Followed by a further vote at Holyrood, to win wider support for her position. (The Greens have already condemned the PM's letter as "utterly appalling" and anti-democratic.)
Followed by a prolonged campaign. Followed, if nothing changes, by the 2021 Holyrood elections in which the issue can be expected to polarise the contest between the largest party supporting independence, the SNP, and the largest party supporting the Union, the Conservatives.
Two elements underlie today's exchange. Firstly, raw, gut politics. A power struggle between Nationalists and Unionists, an attempt to prevail via appeals to popular support.
But, secondly, there is the issue of competing mandates.
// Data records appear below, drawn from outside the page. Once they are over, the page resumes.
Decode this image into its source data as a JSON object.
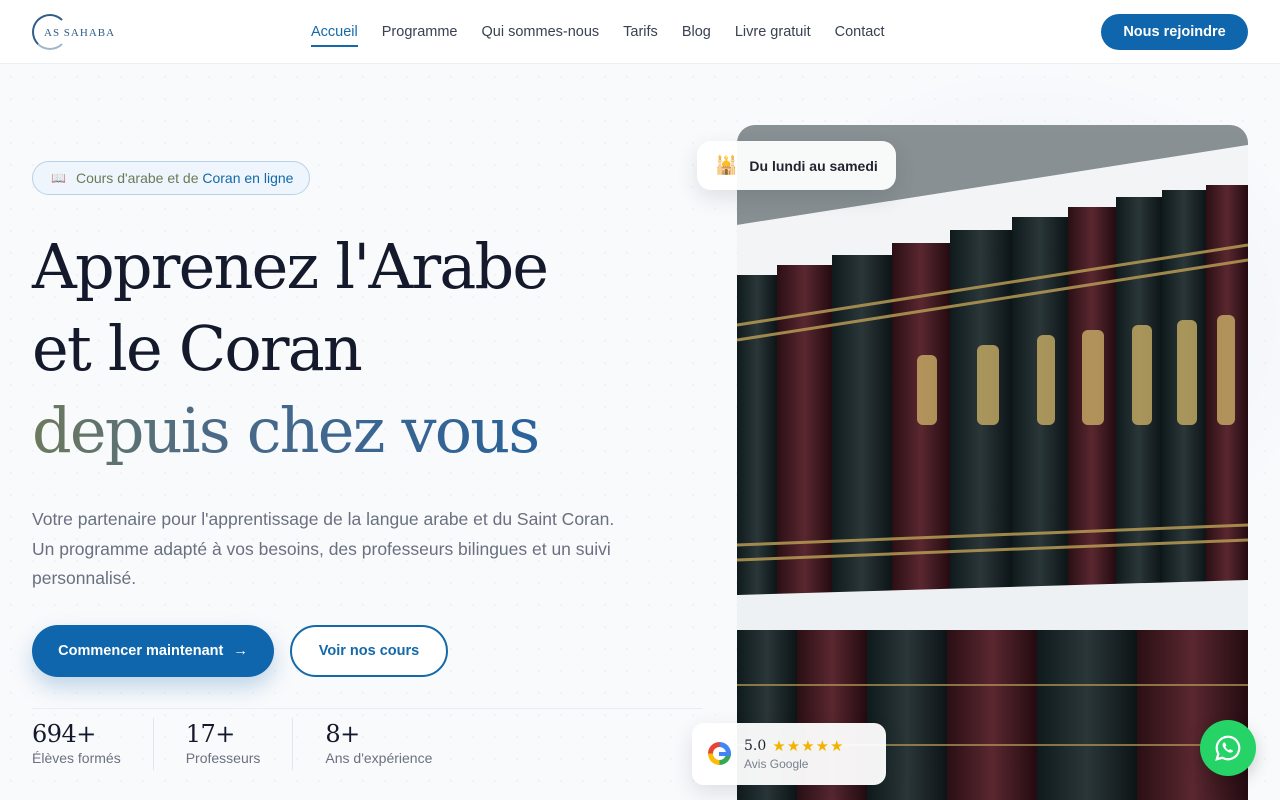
{
  "header": {
    "logo_text": "AS SAHABA",
    "nav": [
      {
        "label": "Accueil",
        "active": true
      },
      {
        "label": "Programme"
      },
      {
        "label": "Qui sommes-nous"
      },
      {
        "label": "Tarifs"
      },
      {
        "label": "Blog"
      },
      {
        "label": "Livre gratuit"
      },
      {
        "label": "Contact"
      }
    ],
    "cta_label": "Nous rejoindre"
  },
  "hero": {
    "badge": {
      "icon": "book-icon",
      "part1": "Cours d'arabe",
      "part2": "et de",
      "part3": "Coran en ligne"
    },
    "title_line1": "Apprenez l'Arabe",
    "title_line2": "et le Coran",
    "title_line3": "depuis chez vous",
    "description": "Votre partenaire pour l'apprentissage de la langue arabe et du Saint Coran. Un programme adapté à vos besoins, des professeurs bilingues et un suivi personnalisé.",
    "primary_button": "Commencer maintenant",
    "primary_arrow": "→",
    "secondary_button": "Voir nos cours"
  },
  "stats": [
    {
      "value": "694+",
      "label": "Élèves formés"
    },
    {
      "value": "17+",
      "label": "Professeurs"
    },
    {
      "value": "8+",
      "label": "Ans d'expérience"
    }
  ],
  "schedule_card": {
    "icon": "mosque-icon",
    "text": "Du lundi au samedi"
  },
  "review_card": {
    "icon": "google-icon",
    "score": "5.0",
    "stars": "★★★★★",
    "label": "Avis Google"
  },
  "colors": {
    "primary": "#0f66ac",
    "title": "#141a2c",
    "whatsapp": "#25d366",
    "stars": "#f2b300"
  }
}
Tory Union supporters, of course, cite a UK mandate in all circumstances, while attempting to argue that Scotland's interests can be protected.
They say that Scotland voted in 2014 to remain in the UK; that the decision taken then was intended to be generational.
As a consequence, they won't listen to arguments that things changed with the Brexit vote. They say Scotland must go along with the UK decision to leave the EU - because Scotland voted to remain in the UK.
Again, there is nothing subtle about this. It is a combination of power politics and arithmetic.
But Nationalists, of course, cannot accept that blend. They adduce a Scottish mandate in all circumstances. They say that the 2014 vote is overtaken and must be rerun because the terms placed before the people then have changed.
And, what is more, they have changed through a decision rejected by the people of Scotland, who opposed Brexit by a substantial majority.
Again to be clear, the SNP anticipated this caveat to the 2014 result. They said in their 2016 manifesto that they reserved the right to revisit the outcome in the event of a material change in circumstances. As example, they cited the UK leaving the EU against the will of the Scottish people.
Supporters of independence say that means a referendum will happen, sooner or later. The current position will not prevail.
Supporters of the Union see things differently. They say Scotland voted to remain in the UK - and must now abide by the rules (and political decisions) of that Union. Each side accuses the other of dogmatism.
However, it is that mandate argument which lies behind the closing argument of the PM in his letter that the focus now must be upon UK politics, UK endeavour.
It is that same mandate argument which is rejected - which could never be accepted - by the FM.